For a relatively small country, the list of budget airlines in Thailand is longer than expected. That's a great thing for competition! Finding domestic flights in Thailand is easier than ever.
Passengers can choose from a handful of no-frills budget carriers, one "boutique" airline, and the country's flag carrier. For most routes, there are lots of flights and prices are very affordable. Annoyingly, the one exception for many years has been the route from Bangkok to Koh Samui. Flights are expensive given the short time in the air.
Although overnight buses and trains from Bangkok to Chiang Mai and from Bangkok to the islands in the south are always an option, flying can get you to either end of Thailand quicker — at not much extra cost. Flights to Northern Thailand can often be found for only $50.
Partly owned and headquartered in Bangkok, Thai Airways is Thailand's flagship carrier. It operates out of the newer Suvarnabhumi Airport rather than the more budget-oriented Don Mueang International Airport.
The airline is considered a four-star airline, and even on short flights, passengers get snacks and some type of in-flight entertainment.

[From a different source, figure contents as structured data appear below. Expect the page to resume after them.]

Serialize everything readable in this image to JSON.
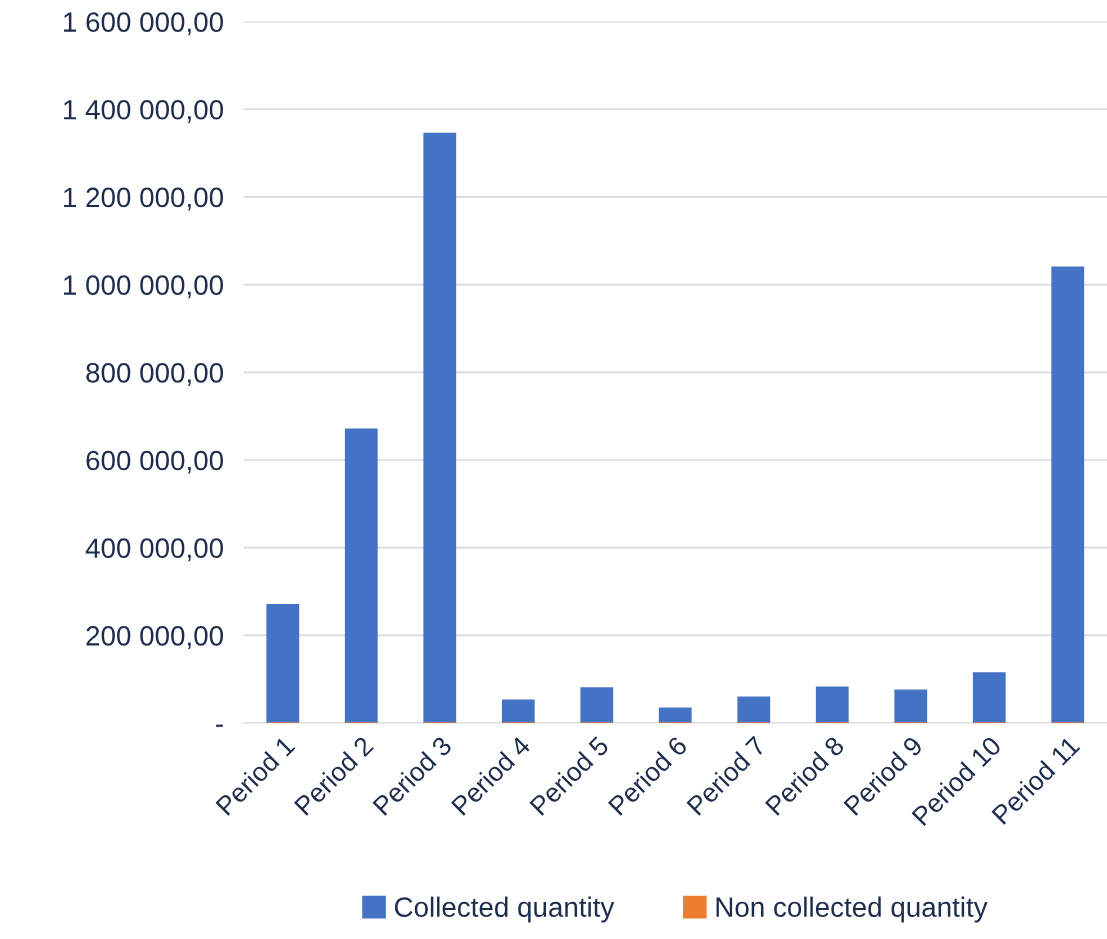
{
  "chart_data": {
    "type": "bar",
    "categories": [
      "Period 1",
      "Period 2",
      "Period 3",
      "Period 4",
      "Period 5",
      "Period 6",
      "Period 7",
      "Period 8",
      "Period 9",
      "Period 10",
      "Period 11"
    ],
    "series": [
      {
        "name": "Collected quantity",
        "color": "#4472c4",
        "values": [
          270000,
          670000,
          1345000,
          52000,
          80000,
          34000,
          59000,
          82000,
          75000,
          114000,
          1040000
        ]
      },
      {
        "name": "Non collected quantity",
        "color": "#ed7d31",
        "values": [
          0,
          0,
          0,
          0,
          0,
          0,
          0,
          0,
          0,
          0,
          0
        ]
      }
    ],
    "ylim": [
      0,
      1600000
    ],
    "yticks": [
      {
        "value": 0,
        "label": "-"
      },
      {
        "value": 200000,
        "label": "200 000,00"
      },
      {
        "value": 400000,
        "label": "400 000,00"
      },
      {
        "value": 600000,
        "label": "600 000,00"
      },
      {
        "value": 800000,
        "label": "800 000,00"
      },
      {
        "value": 1000000,
        "label": "1 000 000,00"
      },
      {
        "value": 1200000,
        "label": "1 200 000,00"
      },
      {
        "value": 1400000,
        "label": "1 400 000,00"
      },
      {
        "value": 1600000,
        "label": "1 600 000,00"
      }
    ],
    "grid": "y",
    "legend": "bottom"
  }
}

Thai Airways has lost a lot of market share to low-cost carriers over the past decade. Because of that, they picked up a 39-percent stake in Nok Air — a popular budget airline in Thailand — and began the subsidiary Thai Smile Air in 2012. Thai Smile services many destinations throughout Asia.

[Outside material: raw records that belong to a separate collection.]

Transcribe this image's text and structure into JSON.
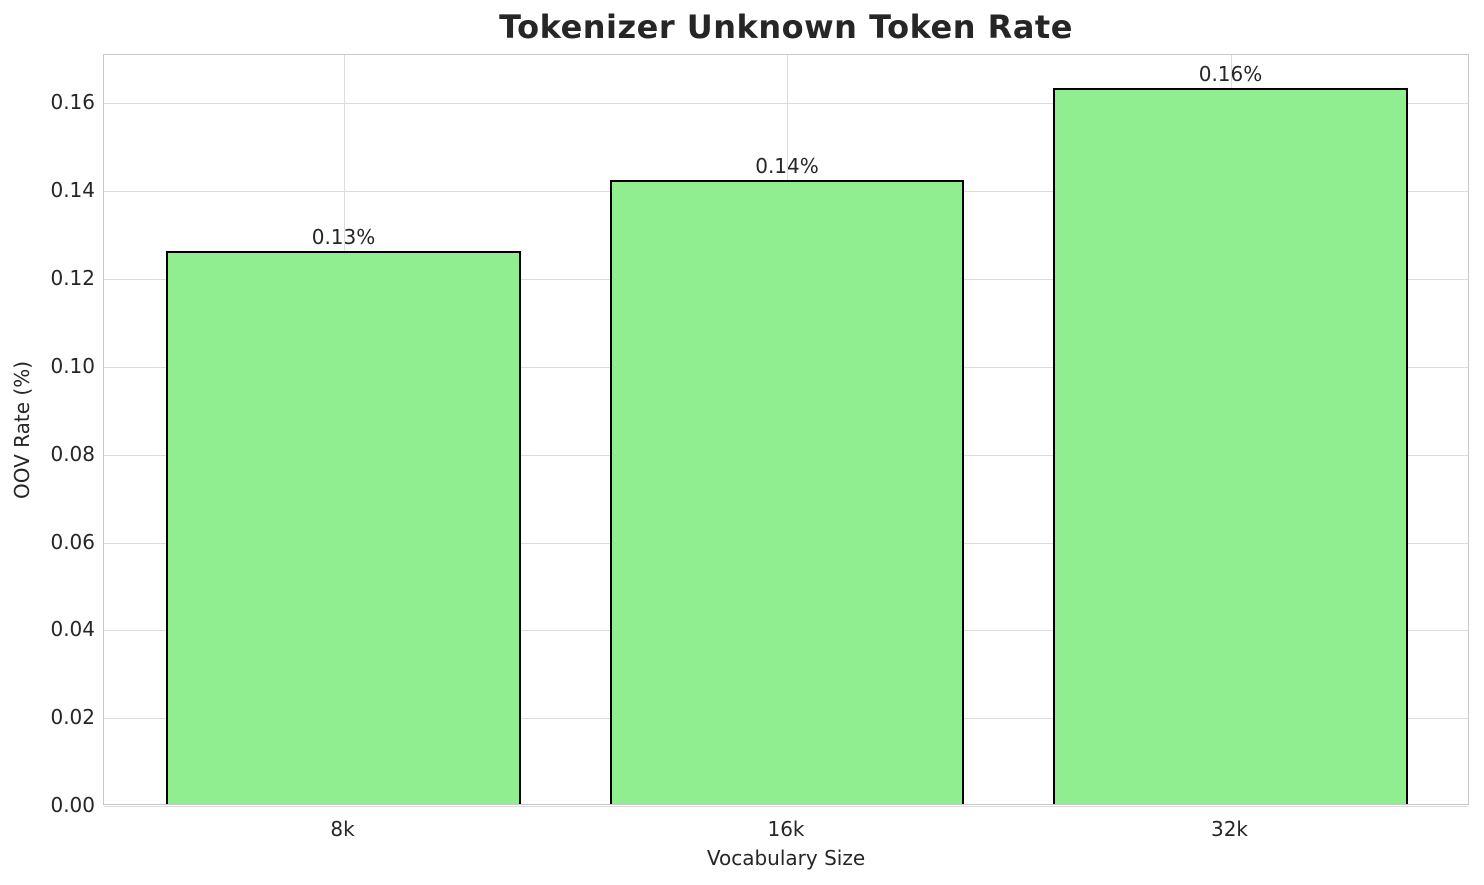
{
  "chart_data": {
    "type": "bar",
    "title": "Tokenizer Unknown Token Rate",
    "xlabel": "Vocabulary Size",
    "ylabel": "OOV Rate (%)",
    "categories": [
      "8k",
      "16k",
      "32k"
    ],
    "values": [
      0.126,
      0.142,
      0.163
    ],
    "bar_labels": [
      "0.13%",
      "0.14%",
      "0.16%"
    ],
    "yticks": [
      0.0,
      0.02,
      0.04,
      0.06,
      0.08,
      0.1,
      0.12,
      0.14,
      0.16
    ],
    "ytick_decimals": 2,
    "ylim": [
      0,
      0.171
    ],
    "xlim": [
      -0.54,
      2.54
    ],
    "bar_width": 0.8,
    "grid": true,
    "grid_axes": "both",
    "legend_visible": false,
    "colors": {
      "bar_fill": "#90EE90",
      "bar_edge": "#000000",
      "grid": "#dcdcdc",
      "spine": "#c8c8c8",
      "text": "#262626",
      "background": "#ffffff"
    }
  }
}
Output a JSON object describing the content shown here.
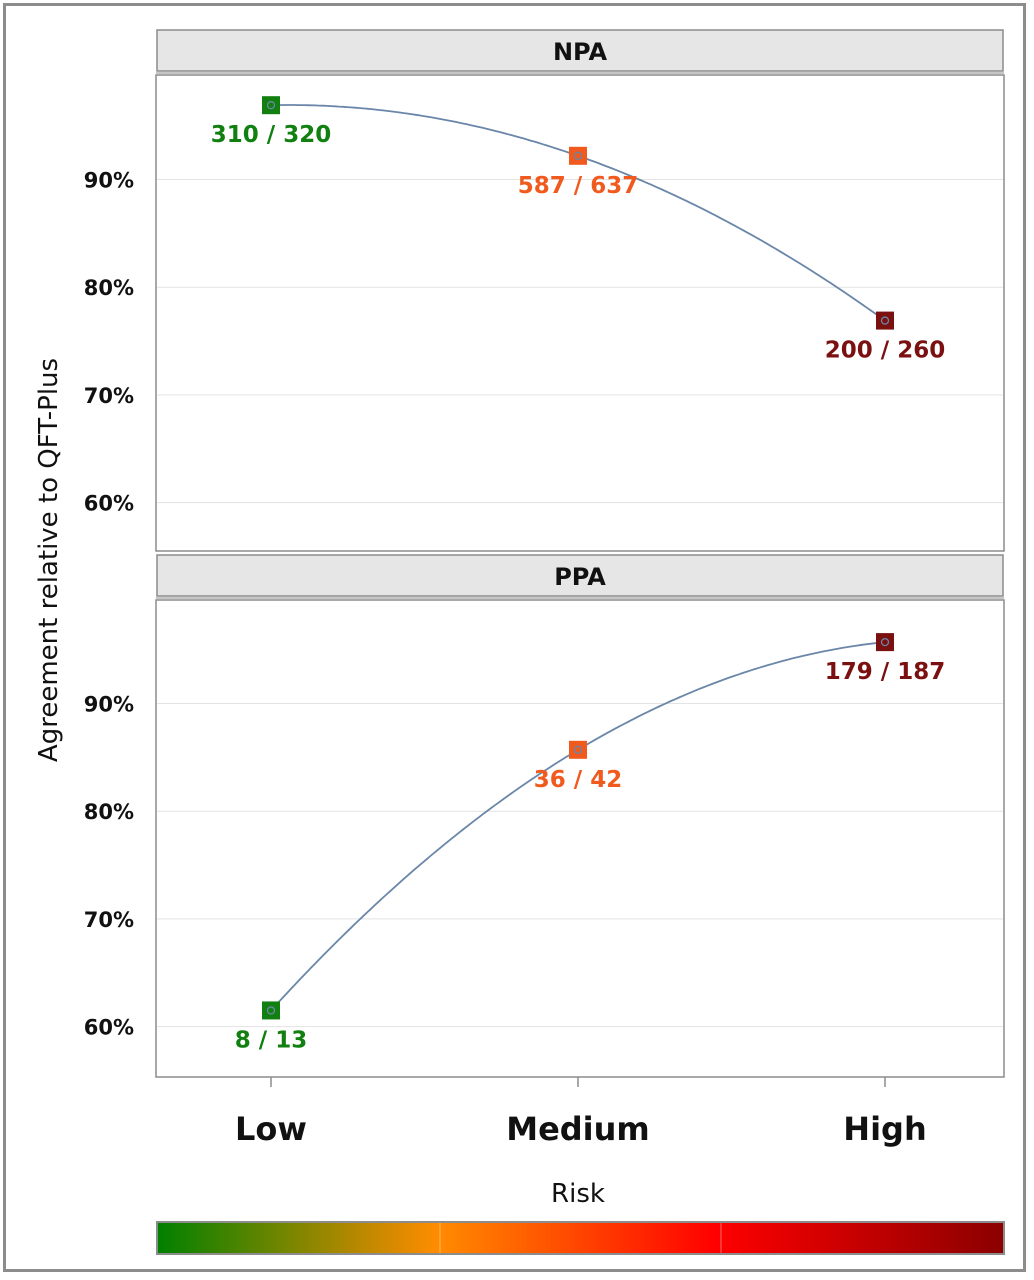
{
  "chart_data": {
    "type": "line",
    "xlabel": "Risk",
    "ylabel": "Agreement relative to QFT-Plus",
    "categories": [
      "Low",
      "Medium",
      "High"
    ],
    "category_colors": [
      "#118011",
      "#f05a1e",
      "#7a1010"
    ],
    "yticks": [
      "60%",
      "70%",
      "80%",
      "90%"
    ],
    "ytick_values": [
      60,
      70,
      80,
      90
    ],
    "ylim": [
      55.5,
      99.5
    ],
    "grid": true,
    "legend": "colorbar-bottom",
    "colorbar_colors": [
      "#008000",
      "#ff8c00",
      "#ff0000",
      "#8b0000"
    ],
    "panels": [
      {
        "title": "NPA",
        "values": [
          96.9,
          92.2,
          76.9
        ],
        "labels": [
          "310 / 320",
          "587 / 637",
          "200 / 260"
        ]
      },
      {
        "title": "PPA",
        "values": [
          61.5,
          85.7,
          95.7
        ],
        "labels": [
          "8 / 13",
          "36 / 42",
          "179 / 187"
        ]
      }
    ]
  }
}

Another benefit of flying Thai Airways and Thai Smile is that they are members of Star Alliance, the world's largest airline alliance (the same group as United Airlines).
Bangkok Airways calls itself "Asia's boutique airline," and though that phrase tends to confuse people, what it means is that Bangkok Airways is a small airline with limited flights, offering a higher level of service than the competition — often at a higher price.

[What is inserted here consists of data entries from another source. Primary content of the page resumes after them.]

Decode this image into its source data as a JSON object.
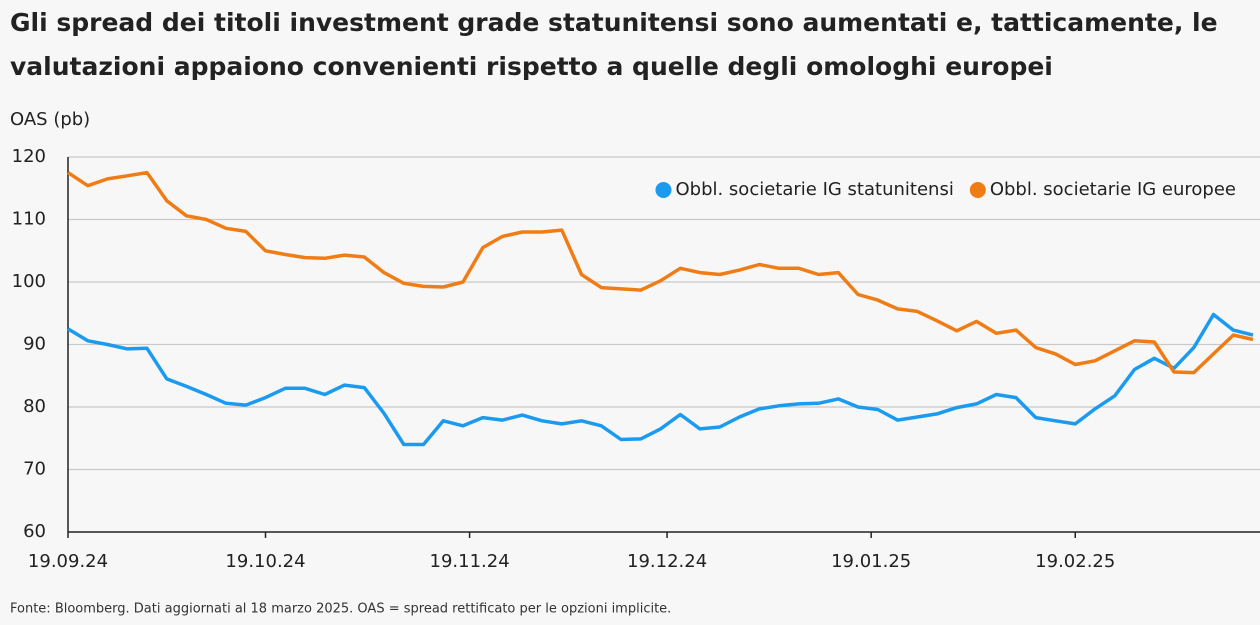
{
  "chart_data": {
    "type": "line",
    "title": "Gli spread dei titoli investment grade statunitensi sono aumentati e, tatticamente, le valutazioni appaiono convenienti rispetto a quelle degli omologhi europei",
    "y_label": "OAS (pb)",
    "footnote": "Fonte: Bloomberg. Dati aggiornati al 18 marzo 2025. OAS = spread rettificato per le opzioni implicite.",
    "x": [
      "19.09.24",
      "22.09.24",
      "25.09.24",
      "28.09.24",
      "01.10.24",
      "04.10.24",
      "07.10.24",
      "10.10.24",
      "13.10.24",
      "16.10.24",
      "19.10.24",
      "22.10.24",
      "25.10.24",
      "28.10.24",
      "31.10.24",
      "03.11.24",
      "06.11.24",
      "09.11.24",
      "12.11.24",
      "15.11.24",
      "18.11.24",
      "21.11.24",
      "24.11.24",
      "27.11.24",
      "30.11.24",
      "03.12.24",
      "06.12.24",
      "09.12.24",
      "12.12.24",
      "15.12.24",
      "18.12.24",
      "21.12.24",
      "24.12.24",
      "27.12.24",
      "30.12.24",
      "02.01.25",
      "05.01.25",
      "08.01.25",
      "11.01.25",
      "14.01.25",
      "17.01.25",
      "20.01.25",
      "23.01.25",
      "26.01.25",
      "29.01.25",
      "01.02.25",
      "04.02.25",
      "07.02.25",
      "10.02.25",
      "13.02.25",
      "16.02.25",
      "19.02.25",
      "22.02.25",
      "25.02.25",
      "28.02.25",
      "03.03.25",
      "06.03.25",
      "09.03.25",
      "12.03.25",
      "15.03.25",
      "18.03.25"
    ],
    "series": [
      {
        "name": "Obbl. societarie IG statunitensi",
        "color": "#1b9bf0",
        "values": [
          92.5,
          90.6,
          90.0,
          89.3,
          89.4,
          84.5,
          83.3,
          82,
          80.6,
          80.3,
          81.5,
          83,
          83,
          82,
          83.5,
          83.1,
          79,
          74,
          74,
          77.8,
          77,
          78.3,
          77.9,
          78.7,
          77.8,
          77.3,
          77.8,
          77,
          74.8,
          74.9,
          76.5,
          78.8,
          76.5,
          76.8,
          78.4,
          79.7,
          80.2,
          80.5,
          80.6,
          81.3,
          80,
          79.6,
          77.9,
          78.4,
          78.9,
          79.9,
          80.5,
          82,
          81.5,
          78.3,
          77.8,
          77.3,
          79.7,
          81.8,
          86,
          87.8,
          86.2,
          89.5,
          94.8,
          92.3,
          91.5
        ]
      },
      {
        "name": "Obbl. societarie IG europee",
        "color": "#f07c16",
        "values": [
          117.5,
          115.4,
          116.5,
          117.0,
          117.5,
          113,
          110.6,
          110,
          108.6,
          108.1,
          105,
          104.4,
          103.9,
          103.8,
          104.3,
          104,
          101.5,
          99.8,
          99.3,
          99.2,
          100,
          105.5,
          107.3,
          108,
          108,
          108.3,
          101.2,
          99.1,
          98.9,
          98.7,
          100.2,
          102.2,
          101.5,
          101.2,
          101.9,
          102.8,
          102.2,
          102.2,
          101.2,
          101.5,
          98,
          97.1,
          95.7,
          95.3,
          93.8,
          92.2,
          93.7,
          91.8,
          92.3,
          89.5,
          88.5,
          86.8,
          87.4,
          89,
          90.6,
          90.4,
          85.6,
          85.5,
          88.5,
          91.5,
          90.8
        ]
      }
    ],
    "xlim": [
      "19.09.24",
      "18.03.25"
    ],
    "xticks": [
      "19.09.24",
      "19.10.24",
      "19.11.24",
      "19.12.24",
      "19.01.25",
      "19.02.25"
    ],
    "ylim": [
      60,
      120
    ],
    "yticks": [
      60,
      70,
      80,
      90,
      100,
      110,
      120
    ],
    "grid": true,
    "legend": "top-right"
  }
}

One of the best perks about flying Bangkok Airways is the fact that they have their own lounges in many of Thailand's airports. Passengers can enjoy snacks, drinks, and peace before boarding their flights.
Like Thai Airways, Bangkok Airways is also based out of Suvarnabhumi Airport. Flights service Southeast Asia, China, India, and the Maldives.
The skies above Asia are clogged with red-emblazoned AirAsia planes! Makes sense: The Malaysia-based airline is the biggest budget carrier in Asia.
Thai AirAsia is based at Don Mueang International Airport in Bangkok. In fact, they've kept the once-defunct airport busy after its reopening in 2012.
Though flying AirAsia is usually "good enough to get there," it's still a budget airline in Thailand with very cheap fares. You'll pay extra for virtually everything, including choosing a seat, checking a bag, and paying with a credit card online. The fare advertised is rarely the fare paid at the end of the tally!
With AirAsia offering domestic flights in Thailand sometimes as cheap as $20, taking those classic overnight train journeys are now a matter of nostalgia rather than budget.
Thai AirAsia X is the long-haul division, offering flights to China, Japan, and South Korea.
If an airline could win awards for cuteness, Nok Air would be a contender for top spot.
The budget airline, a joint venture with Thai Airways, has embraced a bird theme (nok means bird in Thai), and so all of the airplanes are painted like colorful birds.
Flight attendants wear yellow bird outfits, and they sell lots of cute, bird-themed items on their flights. Even the call sign for Nok Scoot, Nok Air's medium-haul subsidiary with Singapore Airlines, is "BIG BIRD."
Aside from the cuteness factor, Nok has multiple daily flights from Bangkok to the country's most popular tourist destinations. Flights to Chiang Mai are cheap and comfortable. Unlike many other budget carriers, a snack and water are served; regular seats can be chosen for free, and upgrades are reasonably priced.
Maybe it's the goofy bird outfits or just Thai hospitality, but staff and crew always seem to be extra nice on Nok Air. Also, Nok Air is a part of the New Value Alliance -- a team of budget airlines in Asia.
Thai Lion Air, partnered with the Indonesia-based Lion Air, began operations at the end of 2013.
Thai Lion Air services many domestic destinations in Thailand and connects Don Mueang (DMK) in Bangkok to a long list of international destinations — including many in China.
As an associate company of Vietnam's VietJet Air, this low-cost airline in Thailand began operations in December 2014.
Thai VietJet Air does a good job of connecting Thailand with Vietnam (surprise) and has seasonal flights to Gaya, India, for the many Buddhists who make pilgrimages to see the place where Gautama Buddha is said to have reached enlightenment.
Yet another no-frills budget carrier using Bangkok's Don Mueang International Airport as a hub is Orient Thai, however, flights are very limited.
Orient Thai's only domestic routes now are from Bangkok to Phuket. They're more focused on bringing the surge of Chinese tourists into Thailand from Shanghai-Pudong (PVG), Nanning (NNG), Nanchang (KHN), and Changsha (CSX).